Quality measurement and productivity and efficiency analysis - 2013-2015 Projects
1. Measuring variations in costs following hip fracture
Measuring the productivity of interventions that cut across traditional health and social care boundaries remains challenging. This project promises to provide greater insight into the drivers of productivity by focussing on the patient care pathway for specific conditions. Thus far, we have concentrated on evaluating the management of care for patients who suffer hip fracture. This condition was chosen for analysis because (i) there is robust data, (ii) a significant interplay between H&SC sectors, (iii) it accounts for around £2 billion in H&SC costs which is around 2% of the total NHS healthcare budget, and (iv) it affects a frail elderly population which is set to increase as demographics change.

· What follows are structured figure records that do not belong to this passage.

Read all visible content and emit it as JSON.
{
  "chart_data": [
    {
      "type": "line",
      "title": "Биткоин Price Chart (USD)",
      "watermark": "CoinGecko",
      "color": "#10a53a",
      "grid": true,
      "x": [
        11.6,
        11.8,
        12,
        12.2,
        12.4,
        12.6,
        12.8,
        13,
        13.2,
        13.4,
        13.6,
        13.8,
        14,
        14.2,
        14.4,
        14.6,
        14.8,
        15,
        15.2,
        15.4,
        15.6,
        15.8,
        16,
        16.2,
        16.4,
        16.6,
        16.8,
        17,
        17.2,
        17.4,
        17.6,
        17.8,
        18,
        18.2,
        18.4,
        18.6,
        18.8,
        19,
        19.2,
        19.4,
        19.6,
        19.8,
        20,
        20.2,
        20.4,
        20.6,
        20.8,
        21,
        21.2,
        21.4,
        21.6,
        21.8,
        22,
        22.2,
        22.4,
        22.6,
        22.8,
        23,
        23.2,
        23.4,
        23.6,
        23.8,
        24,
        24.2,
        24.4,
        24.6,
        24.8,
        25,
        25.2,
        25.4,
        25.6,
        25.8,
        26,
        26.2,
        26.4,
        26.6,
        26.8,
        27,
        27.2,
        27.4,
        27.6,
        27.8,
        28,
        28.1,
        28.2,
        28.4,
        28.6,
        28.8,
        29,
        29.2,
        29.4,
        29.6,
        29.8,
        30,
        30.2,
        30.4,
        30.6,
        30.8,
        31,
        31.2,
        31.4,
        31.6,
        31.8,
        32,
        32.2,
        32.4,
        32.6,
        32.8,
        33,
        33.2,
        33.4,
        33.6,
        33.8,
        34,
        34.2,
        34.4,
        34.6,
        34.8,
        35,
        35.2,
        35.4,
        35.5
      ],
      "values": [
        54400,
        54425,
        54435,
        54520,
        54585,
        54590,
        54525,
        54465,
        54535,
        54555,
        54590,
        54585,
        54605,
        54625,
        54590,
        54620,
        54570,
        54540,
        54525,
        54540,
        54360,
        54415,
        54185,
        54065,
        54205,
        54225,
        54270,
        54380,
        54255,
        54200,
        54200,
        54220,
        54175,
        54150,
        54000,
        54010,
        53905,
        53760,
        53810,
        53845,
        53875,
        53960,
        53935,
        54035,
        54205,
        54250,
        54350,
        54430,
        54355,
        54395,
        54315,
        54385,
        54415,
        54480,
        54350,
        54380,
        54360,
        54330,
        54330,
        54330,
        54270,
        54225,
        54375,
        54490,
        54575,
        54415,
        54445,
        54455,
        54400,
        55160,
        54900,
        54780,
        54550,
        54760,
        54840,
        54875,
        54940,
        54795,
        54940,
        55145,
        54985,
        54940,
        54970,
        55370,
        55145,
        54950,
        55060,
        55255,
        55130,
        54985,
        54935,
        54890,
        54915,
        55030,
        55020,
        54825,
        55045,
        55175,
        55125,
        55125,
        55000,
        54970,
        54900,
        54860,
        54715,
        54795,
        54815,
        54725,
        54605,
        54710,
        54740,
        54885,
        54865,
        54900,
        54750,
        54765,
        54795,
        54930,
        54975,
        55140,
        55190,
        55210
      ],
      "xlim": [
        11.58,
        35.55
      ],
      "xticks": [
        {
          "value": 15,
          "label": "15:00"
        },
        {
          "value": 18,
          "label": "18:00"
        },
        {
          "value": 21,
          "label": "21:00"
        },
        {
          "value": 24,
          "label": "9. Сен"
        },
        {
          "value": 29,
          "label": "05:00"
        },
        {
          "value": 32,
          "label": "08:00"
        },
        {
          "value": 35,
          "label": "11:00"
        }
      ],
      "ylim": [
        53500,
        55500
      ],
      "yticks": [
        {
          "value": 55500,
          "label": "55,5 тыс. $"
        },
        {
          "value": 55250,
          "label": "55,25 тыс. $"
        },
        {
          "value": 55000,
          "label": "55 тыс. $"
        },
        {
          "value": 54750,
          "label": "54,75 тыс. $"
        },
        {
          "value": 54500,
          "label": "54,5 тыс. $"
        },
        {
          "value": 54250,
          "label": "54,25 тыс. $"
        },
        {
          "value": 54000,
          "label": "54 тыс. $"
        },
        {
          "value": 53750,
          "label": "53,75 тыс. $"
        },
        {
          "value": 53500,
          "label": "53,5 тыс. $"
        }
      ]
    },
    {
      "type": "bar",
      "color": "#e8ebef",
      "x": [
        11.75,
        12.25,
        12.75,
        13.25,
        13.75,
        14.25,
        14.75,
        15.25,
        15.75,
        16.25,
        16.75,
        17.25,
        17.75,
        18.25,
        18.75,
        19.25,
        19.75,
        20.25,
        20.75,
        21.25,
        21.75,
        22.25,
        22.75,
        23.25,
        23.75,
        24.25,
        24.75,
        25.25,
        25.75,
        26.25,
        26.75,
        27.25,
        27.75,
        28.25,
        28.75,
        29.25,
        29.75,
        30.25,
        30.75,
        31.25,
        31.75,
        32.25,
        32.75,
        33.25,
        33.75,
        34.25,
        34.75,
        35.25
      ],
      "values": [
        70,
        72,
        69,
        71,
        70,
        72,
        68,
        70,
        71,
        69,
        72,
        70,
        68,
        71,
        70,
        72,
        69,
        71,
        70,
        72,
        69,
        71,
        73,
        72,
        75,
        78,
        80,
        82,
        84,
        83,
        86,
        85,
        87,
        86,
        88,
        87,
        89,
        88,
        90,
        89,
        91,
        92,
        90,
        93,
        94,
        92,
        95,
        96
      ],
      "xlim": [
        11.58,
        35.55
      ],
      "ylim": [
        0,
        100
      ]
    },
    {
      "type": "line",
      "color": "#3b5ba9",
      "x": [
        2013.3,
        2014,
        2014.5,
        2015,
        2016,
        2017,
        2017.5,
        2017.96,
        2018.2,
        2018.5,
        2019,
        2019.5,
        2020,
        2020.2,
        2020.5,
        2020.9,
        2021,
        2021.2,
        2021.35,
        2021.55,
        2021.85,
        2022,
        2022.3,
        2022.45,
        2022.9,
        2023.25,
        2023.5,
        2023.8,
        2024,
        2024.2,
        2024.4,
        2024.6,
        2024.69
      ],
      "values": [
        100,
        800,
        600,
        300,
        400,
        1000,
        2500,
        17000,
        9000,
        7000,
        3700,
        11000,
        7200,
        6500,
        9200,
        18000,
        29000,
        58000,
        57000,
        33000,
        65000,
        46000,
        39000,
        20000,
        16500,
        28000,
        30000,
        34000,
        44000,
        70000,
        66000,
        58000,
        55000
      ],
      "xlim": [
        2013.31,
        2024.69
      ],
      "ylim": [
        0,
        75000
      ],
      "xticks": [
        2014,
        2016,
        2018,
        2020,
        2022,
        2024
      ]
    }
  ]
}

Our objective is to analyse the variation in costs and length of stay for hospitals across the patient care pathway for hip fracture, from emergency admission, to hospital stay and follow-up outpatient appointments. We map costs to each step and explain variation in costs due to: i) socio-demographic characteristics and clinical conditions of the patient, and ii) characteristics of the providers of care. By looking in detail at the complete care pathway, we are able to identify which factors are most associated with best practice, and inform policy about what configurations are more likely to yield efficiency gains.
Lead: Andrew Street
2. Social care productivity
There are apparent differences in how productivity is defined and measured in the health and social care sectors. Moreover the construction of accurate and comprehensive productivity measures requires accurate and comprehensive data. Our work to date has provided the conceptual framework and foundation for further empirical work on productivity to be undertaken.
The value of information about productivity lies in motivating improvements in productivity by commissioners, providers, and regulators. National trends can tell us about how productivity changes year-on-year but productivity information is particularly useful where it is disaggregated into service type, service-user group and locality. To be valuable, productivity assessment needs to reflect strategic goals for social care and also account for all relevant factors.
Currently ONS statistics appear to indicate that the national productivity trend in adult social care (ASC) is downwards. The national trend is calculated as the change in the total (cost-weighted) volume of ASC service divided by the change in the volume of inputs (deflated expenditure). Volume measures (e.g. resident-weeks or hours of home care) do not fully reflect the value of ‘outputs’ of ASC. They do not account for changes in the nature of the population served or the outcomes achieved for that population.
The aim of this project is to:
- Incorporate both outcome and case-mix/severity-of-need adjustments in productivity measurement
- Estimate productivity rates over time and by service type, group and locality
The project will use these estimates to compare trends and comment on potential improvements in SC productivity.
Lead: Julien Forder
3. Higher quality primary care for people with dementia: the effects on hospital admissions
In 2000, the Audit Commission published evidence of poor assessments and treatment for dementia, with little joint health and social care planning and working (Audit Commission 2000). Only half of GPs believed it important to look actively for signs of dementia and to make an early diagnosis. A range of policy measures were introduced in response, and since 2006/7 GP practices have been paid to identify and review patients with dementia as part of the Quality and Outcomes Framework (QOF). The reviews are a type of health check, and are designed to address the support needs of carer and patient.
Compared with their peers, people with dementia are at a higher risk of depression, and are less likely to report physical conditions. Therefore, the QOF health check for people with dementia should increase the level of care received in primary care settings, and increase outpatient and planned inpatient care. Insofar as it has a preventative effect, the health check may also reduce the rate of unplanned hospital admissions. If carer burden is appropriately managed, the probability that people with dementia enter a care home may also change, but the direction of change is difficult to predict. Practice performance on this QOF indicator is sufficiently variable to allow these hypothesised effects to be tested empirically (see Figure).
To test whether the quality of care provided by the GP practice is associated with:
Q1: Higher levels of planned hospital admissions
Q2: Lower levels of unplanned hospital admissions
Q3: Shorter stays for patients who are hospitalised
Q4: Probability of discharge to a care home
We will test whether the quality of care provided by GP practices influences the level of hospital admissions, and whether it has an impact on length of stay and discharge destination for those who are admitted. The work will add to knowledge of the link between primary and secondary care and between health and social care. It will help to highlight where resources should be invested in order to address the growing demand for care by those suffering from dementia and it can also help inform future developments of the QOF.